Moreover, Jesus Christ died in order that “the righteousness [or righteous requirement] of the law might be fulfilled in us, who walk not after the flesh, but after the Spirit” (Rom. 8:4). As a matter of fact, in the New Covenant, the law is internalized in believers’ hearts: “For this is the [new] covenant… I will put my laws into their mind, and write them in their hearts” (Heb. 8:10; cf. Jer. 31:33). This is the power of the gospel and the wonder of the New Covenant, which was inaugurated by the blood of Jesus Christ (Luke 22:20).

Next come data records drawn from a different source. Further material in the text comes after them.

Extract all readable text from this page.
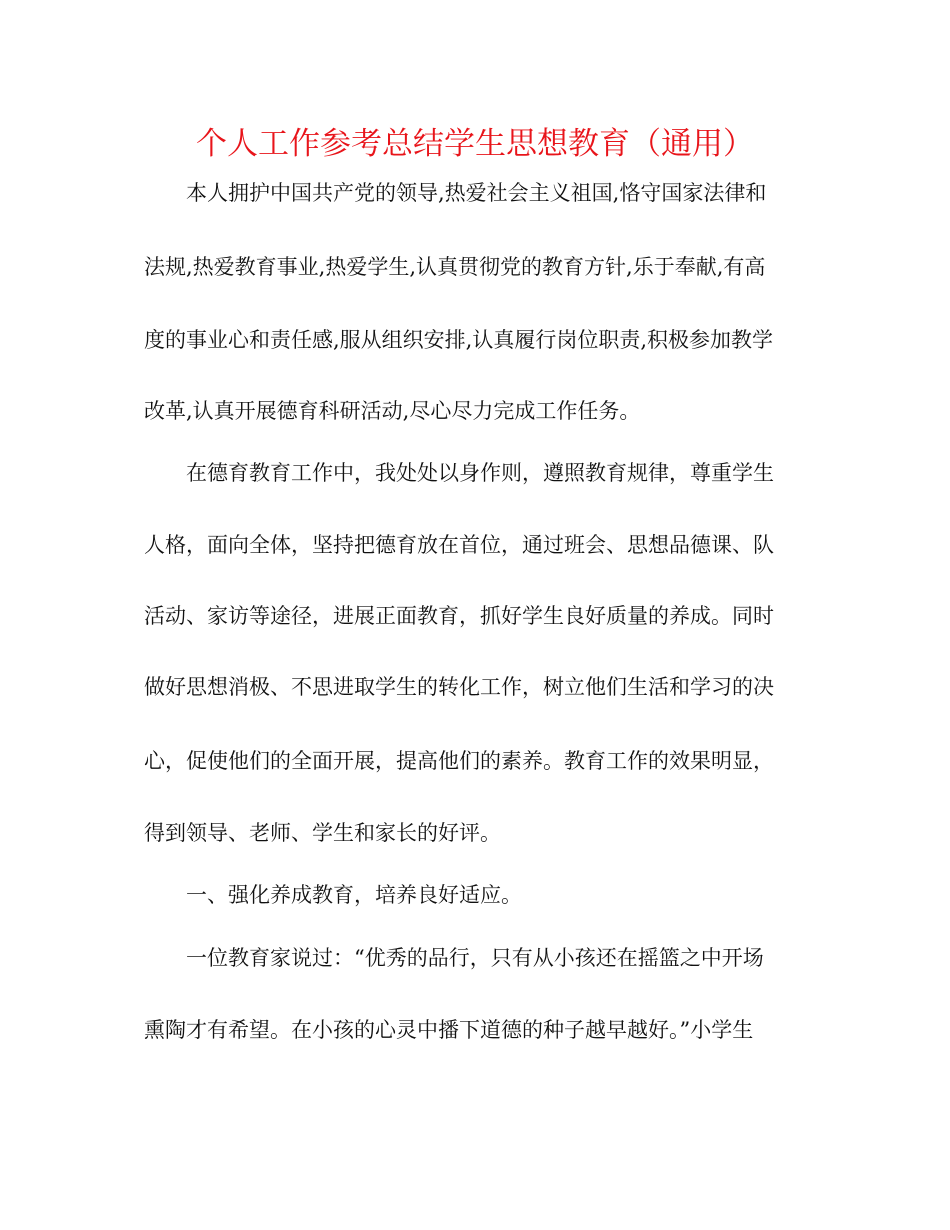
个人工作参考总结学生思想教育（通用）
本人拥护中国共产党的领导,热爱社会主义祖国,恪守国家法律和
法规,热爱教育事业,热爱学生,认真贯彻党的教育方针,乐于奉献,有高
度的事业心和责任感,服从组织安排,认真履行岗位职责,积极参加教学
改革,认真开展德育科研活动,尽心尽力完成工作任务。
在德育教育工作中，我处处以身作则，遵照教育规律，尊重学生
人格，面向全体，坚持把德育放在首位，通过班会、思想品德课、队
活动、家访等途径，进展正面教育，抓好学生良好质量的养成。同时
做好思想消极、不思进取学生的转化工作，树立他们生活和学习的决
心，促使他们的全面开展，提高他们的素养。教育工作的效果明显，
得到领导、老师、学生和家长的好评。
一、强化养成教育，培养良好适应。
一位教育家说过：“优秀的品行，只有从小孩还在摇篮之中开场
熏陶才有希望。在小孩的心灵中播下道德的种子越早越好。”小学生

Some people falsely reason this way: “Since God accepts me the way I am, I should not get straitjacketed by the law of God. God wants me to be myself!” This is to say, “God is gracious, and he accepts me as I am, and therefore I will remain as I am!” What is the fundamental problem of their reasoning? They fail to understand how the grace of God in the gospel works!
The Antidote to Antinomianism—Union with Christ
Let us come back to today’s text. What is Paul’s answer to the false idea that we should sin more so that God’s grace would abound more?
How shall we, that are dead to sin, live any longer therein? Know ye not, that so many of us as were baptized into Jesus Christ were baptized into his death? Therefore we are buried with him by baptism into death: that like as Christ was raised up from the dead by the glory of the Father, even so we also should walk in newness of life (vv. 2-4).
Why is there no condemnation for us under the law? Because we are united with Christ through faith in the gospel. But that same faith-union leads us to fulfill the requirements of the law in us through the Holy Spirit (Rom. 8:4). We must understand God’s grace correctly. Of course, His love for us is not based on our qualification or preparation. But it is wrong to say that God accepts us the way we are. Rather, He accepts us despite the way we are. In spite of our sinfulness, He receives us only in Christ and for His sake. God never leaves us the way He found us but transforms us in the likeness of His Son so that we would “walk in newness of life.” This transformation does not happen to some Christians but to all. The root problem of antinomianism is that people separate “God’s law from His person, and grace from the union with Christ in which the law is written in the heart.”1 Therefore, according to Paul, God’s grace in our union with Christ is the antidote to antinomianism. When we understand our relationship with Christ, and what God has done through Christ in us, we will correctly understand the relationship between God’s grace and His law and live our lives accordingly. “For we are his workmanship, created in Christ Jesus unto good works, which God hath before ordained that we should walk in them” (Eph. 2:10).
- What is the gospel?
- What is the definition of antinomianism? How does it cheapen the gospel?
- How does the gospel grace uphold the law?
- What is the purpose of Jesus death? (Rom 8:4) What does the fulfilment of the New Covenant do to your heart? (Heb 8:10)
- How does your union with Christ encourage you to reject a sinful lifestyle and embrace a holy life?
1 Sinclair Ferguson, The Whole Christ, chapter 7.